The people who are into the Rapture thing will usually tell you that certain other denominations aren't going to qualify, including mine, so I didn't even bother to dress for the occasion. I'm looking out at a cardinal picking up something to eat from the ground, and a pair of blue jays over by the artificial stream. We have three pale yellow flowers on water lilies in the pond (bottom of stream.) Sufficient unto the day is the beauty thereof. Though we could really use rain and a good lot of it, preferably spread over the next month at 2-3 inches a week.
Rapture or no, I will be at an End of the World party at Kerrville tonight. If anyone ascends, I will wave bye-bye to them and go on about my business.
I hope you have a lot of fun.
I hope your husband is feeling better.
Two units of blood helped a lot. He's feeling enough better to scare me ("I'm fine; don't worry...")
I, on the other hand, am limp as a wet rag.
I am really glad he is doing better its amazing how much it will help. (though the time it takes to take a unit in is now my baseline for boring)
I hope you still eat your peas though yum with some onion and butter.
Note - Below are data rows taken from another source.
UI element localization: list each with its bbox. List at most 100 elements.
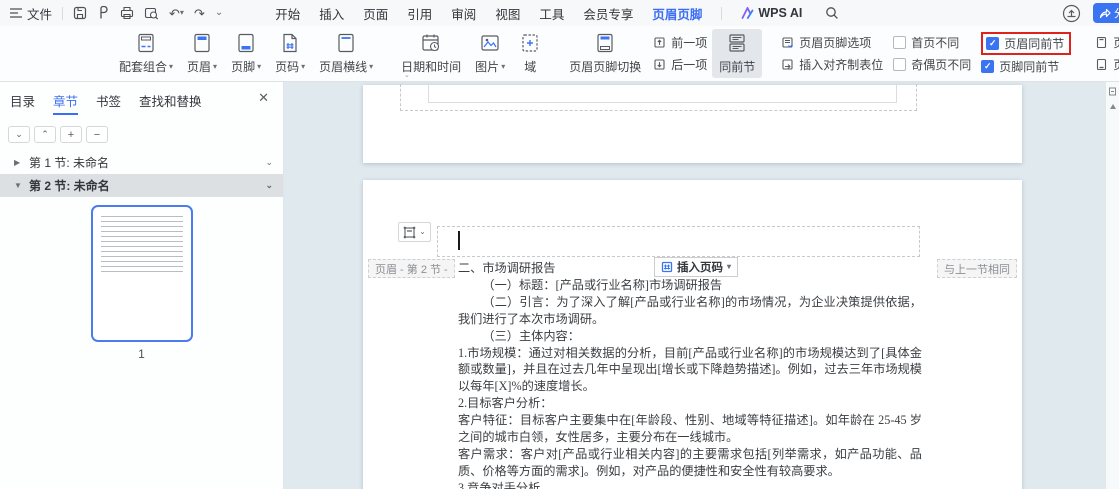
previous-section-button[interactable]: ⌃ bbox=[34, 126, 56, 143]
document-body-text[interactable]: 二、市场调研报告 （一）标题：[产品或行业名称]市场调研报告 （二）引言：为了深… bbox=[458, 260, 922, 489]
doc-paragraph: 3.竞争对手分析 bbox=[458, 480, 922, 489]
header-footer-options-label: 页眉页脚选项 bbox=[799, 34, 871, 51]
divider bbox=[721, 7, 722, 20]
prev-next-group: 前一项 后一项 bbox=[648, 29, 712, 78]
title-bar: 文件 ↶▾ ↷ ⌄ 开始 插入 页面 引用 审阅 视图 工具 会员专享 页眉页脚… bbox=[0, 0, 1119, 26]
document-canvas[interactable]: ⌄ 页眉 - 第 2 节 - 插入页码 ▾ 与上一节相同 二、市场调研报告 （一… bbox=[284, 82, 1119, 489]
tab-home[interactable]: 开始 bbox=[275, 4, 300, 23]
header-button[interactable]: 页眉▾ bbox=[180, 29, 224, 78]
picture-button[interactable]: 图片▾ bbox=[468, 29, 512, 78]
hamburger-icon bbox=[10, 8, 22, 18]
diff-checkbox-group: 首页不同 奇偶页不同 bbox=[888, 29, 976, 78]
page-thumbnail[interactable] bbox=[91, 205, 193, 342]
print-button[interactable] bbox=[120, 6, 134, 20]
insert-alignment-tab-label: 插入对齐制表位 bbox=[799, 56, 883, 73]
tab-view[interactable]: 视图 bbox=[495, 4, 520, 23]
section-row-2[interactable]: ▼ 第 2 节: 未命名 ⌄ bbox=[0, 174, 283, 197]
combo-set-button[interactable]: 配套组合▾ bbox=[112, 29, 180, 78]
header-label: 页眉 bbox=[187, 58, 211, 75]
sidebar-tabs: 目录 章节 书签 查找和替换 ✕ bbox=[0, 82, 283, 116]
undo-button[interactable]: ↶▾ bbox=[169, 7, 184, 20]
insert-alignment-tab-button[interactable]: 插入对齐制表位 bbox=[781, 56, 883, 73]
insert-page-number-button[interactable]: 插入页码 ▾ bbox=[654, 257, 738, 277]
header-edit-box[interactable] bbox=[437, 226, 920, 257]
tab-page[interactable]: 页面 bbox=[363, 4, 388, 23]
next-item-button[interactable]: 后一项 bbox=[653, 56, 707, 73]
picture-icon bbox=[479, 32, 501, 54]
quick-access-toolbar: 文件 ↶▾ ↷ ⌄ bbox=[0, 4, 223, 23]
scroll-marker-icon[interactable] bbox=[1109, 103, 1117, 111]
page-number-button[interactable]: 页码▾ bbox=[268, 29, 312, 78]
page-number-label: 页码 bbox=[275, 58, 299, 75]
chevron-down-icon[interactable]: ⌄ bbox=[265, 180, 273, 191]
header-footer-ribbon: 配套组合▾ 页眉▾ 页脚▾ 页码▾ 页眉横线▾ 日期和时间 图片▾ bbox=[0, 26, 1119, 82]
options-group: 页眉页脚选项 插入对齐制表位 bbox=[776, 29, 888, 78]
same-as-previous-tag: 与上一节相同 bbox=[937, 259, 1017, 278]
header-footer-options-button[interactable]: 页眉页脚选项 bbox=[781, 34, 883, 51]
tab-tools[interactable]: 工具 bbox=[539, 4, 564, 23]
sidebar-tab-bookmarks[interactable]: 书签 bbox=[96, 91, 121, 110]
sidebar-tab-contents[interactable]: 目录 bbox=[10, 91, 35, 110]
chevron-down-icon: ▾ bbox=[369, 63, 373, 71]
chevron-down-icon: ▾ bbox=[257, 63, 261, 71]
header-footer-toggle-label: 页眉页脚切换 bbox=[569, 58, 641, 75]
footer-button[interactable]: 页脚▾ bbox=[224, 29, 268, 78]
export-button[interactable] bbox=[97, 6, 110, 20]
footer-label: 页脚 bbox=[231, 58, 255, 75]
save-button[interactable] bbox=[73, 6, 87, 20]
vertical-scrollbar[interactable] bbox=[1105, 82, 1119, 489]
add-section-button[interactable]: + bbox=[60, 126, 82, 143]
section-row-1[interactable]: ▶ 第 1 节: 未命名 ⌄ bbox=[0, 151, 283, 174]
chevron-down-icon[interactable]: ⌄ bbox=[265, 157, 273, 168]
ribbon-collapse-icon[interactable]: ⌄ bbox=[404, 71, 410, 79]
file-menu[interactable]: 文件 bbox=[10, 4, 52, 23]
tab-reference[interactable]: 引用 bbox=[407, 4, 432, 23]
sidebar-tab-sections[interactable]: 章节 bbox=[53, 91, 78, 110]
document-page-2[interactable]: ⌄ 页眉 - 第 2 节 - 插入页码 ▾ 与上一节相同 二、市场调研报告 （一… bbox=[363, 180, 1022, 489]
first-page-different-checkbox[interactable]: 首页不同 bbox=[893, 34, 971, 51]
tab-header-footer[interactable]: 页眉页脚 bbox=[652, 4, 702, 23]
quick-access-more-icon[interactable]: ⌄ bbox=[215, 8, 223, 18]
page-number-icon bbox=[279, 32, 301, 54]
remove-section-button[interactable]: − bbox=[86, 126, 108, 143]
header-top-margin-row: 页眉上边距: 1.50厘米 ⌃⌄ bbox=[1095, 32, 1119, 52]
wps-ai-label: WPS AI bbox=[758, 6, 802, 20]
odd-even-different-checkbox[interactable]: 奇偶页不同 bbox=[893, 56, 971, 73]
header-line-button[interactable]: 页眉横线▾ bbox=[312, 29, 380, 78]
checkbox-checked-icon: ✓ bbox=[986, 37, 999, 50]
document-page-1[interactable] bbox=[363, 85, 1022, 163]
same-section-icon bbox=[726, 32, 748, 54]
wps-ai-logo-icon bbox=[741, 7, 754, 19]
tab-member[interactable]: 会员专享 bbox=[583, 4, 633, 23]
sidebar-close-icon[interactable]: ✕ bbox=[258, 90, 269, 106]
expanded-triangle-icon[interactable]: ▼ bbox=[14, 181, 22, 190]
field-button[interactable]: 域 bbox=[512, 29, 548, 78]
footer-same-prev-checkbox[interactable]: ✓ 页脚同前节 bbox=[981, 58, 1071, 75]
chevron-down-icon: ▾ bbox=[301, 63, 305, 71]
wps-writer-window: 文件 ↶▾ ↷ ⌄ 开始 插入 页面 引用 审阅 视图 工具 会员专享 页眉页脚… bbox=[0, 0, 1119, 489]
search-icon[interactable] bbox=[825, 6, 839, 20]
header-same-prev-checkbox[interactable]: ✓ 页眉同前节 bbox=[986, 35, 1064, 52]
footer-bottom-margin-label: 页脚下边距: bbox=[1113, 56, 1119, 73]
header-settings-button[interactable]: ⌄ bbox=[398, 222, 431, 242]
tab-review[interactable]: 审阅 bbox=[451, 4, 476, 23]
next-section-button[interactable]: ⌄ bbox=[8, 126, 30, 143]
tab-wps-ai[interactable]: WPS AI bbox=[741, 6, 802, 20]
same-as-previous-section-button[interactable]: 同前节 bbox=[712, 29, 762, 78]
header-footer-toggle-button[interactable]: 页眉页脚切换 bbox=[562, 29, 648, 78]
previous-item-icon bbox=[653, 36, 666, 49]
text-cursor bbox=[458, 231, 460, 250]
share-button[interactable]: 分享 bbox=[1093, 3, 1119, 23]
tab-insert[interactable]: 插入 bbox=[319, 4, 344, 23]
header-icon bbox=[191, 32, 213, 54]
header-same-prev-highlight: ✓ 页眉同前节 bbox=[981, 32, 1071, 55]
scroll-prev-page-icon[interactable] bbox=[1108, 87, 1117, 96]
insert-page-number-label: 插入页码 bbox=[677, 259, 723, 275]
sidebar-tab-find-replace[interactable]: 查找和替换 bbox=[139, 91, 202, 110]
previous-item-button[interactable]: 前一项 bbox=[653, 34, 707, 51]
cloud-upload-icon[interactable] bbox=[1062, 4, 1081, 23]
print-preview-button[interactable] bbox=[144, 6, 159, 20]
footer-same-prev-label: 页脚同前节 bbox=[999, 58, 1059, 75]
collapsed-triangle-icon[interactable]: ▶ bbox=[14, 158, 22, 167]
redo-button[interactable]: ↷ bbox=[194, 7, 205, 20]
Oh, the peas are over with. It got too hot for them and they gave up. Now we're watching the tomatoes get fatter and begin to turn color--my husband ate the first ripe one the other day (tiny cherry tomato) but I'm holding out for the big ones--I think they taste better. We had rain last night so it's too wet to see if the potatoes are forming--the plants are taking off.
Rapture: It's just this one guy.
Camping first did this schtick for a date in 1994, apparently.
What makes me disgusted is all the money people give him for it, rather than doing some good for others. Meh.
I went on a tear about it on a mailing list. I quoted part of the gospel of Matthew as a counterargument for him being able to know with such certainty.
If the world ends this month, my priority is to make sure I've hugged my kids more. So, I should just hug my kids more every week, right?
Very sorry to hear that himself was ill.